Além do mais, o intelectual católico deverá estar disposto a suportar grandes adversidades. Santo Agostinho, esse cunhador de frases imortais, disse-o incisivamente: “A verdade engendra o ódio.” É verdade que Cristo, por sua façanha redentora, foi amado como ninguém o foi na história. Mas, ao mesmo tempo, ao concentrar em si, encarnando-a, a plenitude da verdade — “Eu sou a verdade” —, também atraiu para junto de si o ódio do mundo, do espírito do mundo, que não só o levou à cruz, mas ainda o continua perseguindo até o fim dos séculos. Não só a ele, como também a todos que querem afirmar, em alta voz, a verdade. O mundo persegue-O neles. O mundo persegue aos que defendem a verdade, porque são diferentes, e sua própria presença já é uma espécie de censura implícita ao mundo.
Citemos, a propósito, alguns ensinamentos esclarecedores de João Paulo II: “Aprendei a pensar, falar e agir de acordo com os princípios da clareza evangélica: sim, sim; não, não. Aprendei a chamar de branco o que é branco e preto o que é preto; chamar de mal o que é mal, e bem o que é bem. Aprendei a chamar de pecado o que é pecado, e não o chameis de libertação ou progresso, mesmo quando toda a moda e propaganda forem contrárias a vós” (Discurso aos alunos universitários de Roma, em 26/03/1981).
Talvez a grande missão do intelectual católico, em nosso tempo, seja a de manter íntegro, em meio a um ambiente caótico e subversivo, o legado da tradição, a ação de conduzir a tocha da cultura à geração seguinte. Não foi de outra maneira que agiram os católicos mais clarividentes quando, nos séculos obscuros da Idade Média, ocorreu a invasão dos bárbaros. Hoje, novas ondas de barbárie já se lançam sobre os restos da civilização cristã. Como outrora nos monastérios, mantenhamos viva a chama da cultura, mesmo que seja em pequenos cenáculos ou grupos de formação, para que ela possa ser conhecida por nossos filhos, os quais, por sua vez, a retransmitirão.

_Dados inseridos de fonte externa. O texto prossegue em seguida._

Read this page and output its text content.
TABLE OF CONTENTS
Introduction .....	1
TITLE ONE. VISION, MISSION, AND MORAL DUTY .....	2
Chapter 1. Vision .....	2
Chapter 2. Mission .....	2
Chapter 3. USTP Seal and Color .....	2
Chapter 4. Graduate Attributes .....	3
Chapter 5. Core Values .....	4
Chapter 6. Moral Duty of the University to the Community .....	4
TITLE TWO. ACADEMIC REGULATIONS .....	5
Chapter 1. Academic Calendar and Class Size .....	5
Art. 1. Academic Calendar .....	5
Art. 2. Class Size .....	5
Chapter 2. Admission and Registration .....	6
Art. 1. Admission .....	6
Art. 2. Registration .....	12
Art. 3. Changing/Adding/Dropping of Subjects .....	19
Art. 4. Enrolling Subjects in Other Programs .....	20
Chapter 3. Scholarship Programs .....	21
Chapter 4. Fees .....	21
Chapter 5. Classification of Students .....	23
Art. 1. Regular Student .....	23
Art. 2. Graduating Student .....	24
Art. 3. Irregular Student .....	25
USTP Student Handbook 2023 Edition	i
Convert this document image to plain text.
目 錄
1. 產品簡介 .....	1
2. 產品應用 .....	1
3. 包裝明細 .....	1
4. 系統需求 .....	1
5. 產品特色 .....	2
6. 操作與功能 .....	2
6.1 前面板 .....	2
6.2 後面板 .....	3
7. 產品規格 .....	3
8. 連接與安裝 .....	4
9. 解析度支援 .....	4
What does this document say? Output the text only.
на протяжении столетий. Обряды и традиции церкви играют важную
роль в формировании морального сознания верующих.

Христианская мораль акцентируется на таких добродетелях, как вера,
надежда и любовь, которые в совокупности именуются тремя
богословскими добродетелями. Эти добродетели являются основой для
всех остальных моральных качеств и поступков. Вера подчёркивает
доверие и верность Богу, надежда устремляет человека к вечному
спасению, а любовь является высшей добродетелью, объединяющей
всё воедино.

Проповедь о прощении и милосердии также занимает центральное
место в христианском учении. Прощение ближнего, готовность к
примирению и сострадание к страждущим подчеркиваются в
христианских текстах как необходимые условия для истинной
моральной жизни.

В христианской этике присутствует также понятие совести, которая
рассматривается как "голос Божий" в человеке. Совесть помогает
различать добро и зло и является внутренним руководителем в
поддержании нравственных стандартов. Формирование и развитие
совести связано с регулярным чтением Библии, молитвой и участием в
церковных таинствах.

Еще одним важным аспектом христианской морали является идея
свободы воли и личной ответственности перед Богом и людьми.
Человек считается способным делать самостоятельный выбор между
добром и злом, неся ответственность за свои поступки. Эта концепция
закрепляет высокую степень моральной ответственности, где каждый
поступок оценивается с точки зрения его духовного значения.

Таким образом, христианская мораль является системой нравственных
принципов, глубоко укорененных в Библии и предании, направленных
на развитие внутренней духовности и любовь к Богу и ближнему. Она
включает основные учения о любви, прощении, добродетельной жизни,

Em uma palavra, trata-se de refazer a Cristandade, não retornando, como é óbvio, aos aspectos anedóticos da Idade Média, mas aos princípios que a gestaram. Trata-se de fazer Cristo reinar na universalidade da ordem temporal. Todos os filões da cultura devem expressar ou refletir o Cristo, a Realeza de Cristo. Que a filosofia seja o reflexo de Cristo, enquanto sabedoria encarnada; que as ciências reflitam Cristo, enquanto perfeita exatidão; que a história reflita Cristo, Senhor dos espaços e dos tempos; que a política reflita Cristo, Soberano das sociedades e Rei das nações; que a educação reflita Cristo, o pedagogo supremo; que as artes reflitam Cristo, a beleza encarnada. Filosofia, ciência, história, política, educação, artes — são tantas as maneiras de irradiar-se o Cristo verdade, Cristo exatidão, Cristo Senhor da história, Cristo soberano, Cristo Mestre, Cristo, enfim, como o mais belo dos filhos dos homens .
“Aperite portas Redemptori!” (“Abri as portas ao Redentor!”), exclamava João Paulo II. Contribuamos para que não fique uma única porta fechada, pelo menos neste mundo da cultura em que nos cabe agir. Para que um dia se torne real aquela frase, segundo a qual Cristo se tornaria Tudo em todos.
(Trecho da palestra proferida pelo padre jesuíta argentino Alfredo Sáenz, ao receber o Doutorado Honoris Causa pela Universidade Católica de La Plata (UCALP), em 22 de Outubro de 2012, em reconhecimento por sua contribuição à cultura católica. Padre Saenz escreveu muito sobre problemas de história da Igreja, filosofia da história e atualmente sobre a Nova Ordem Mundial).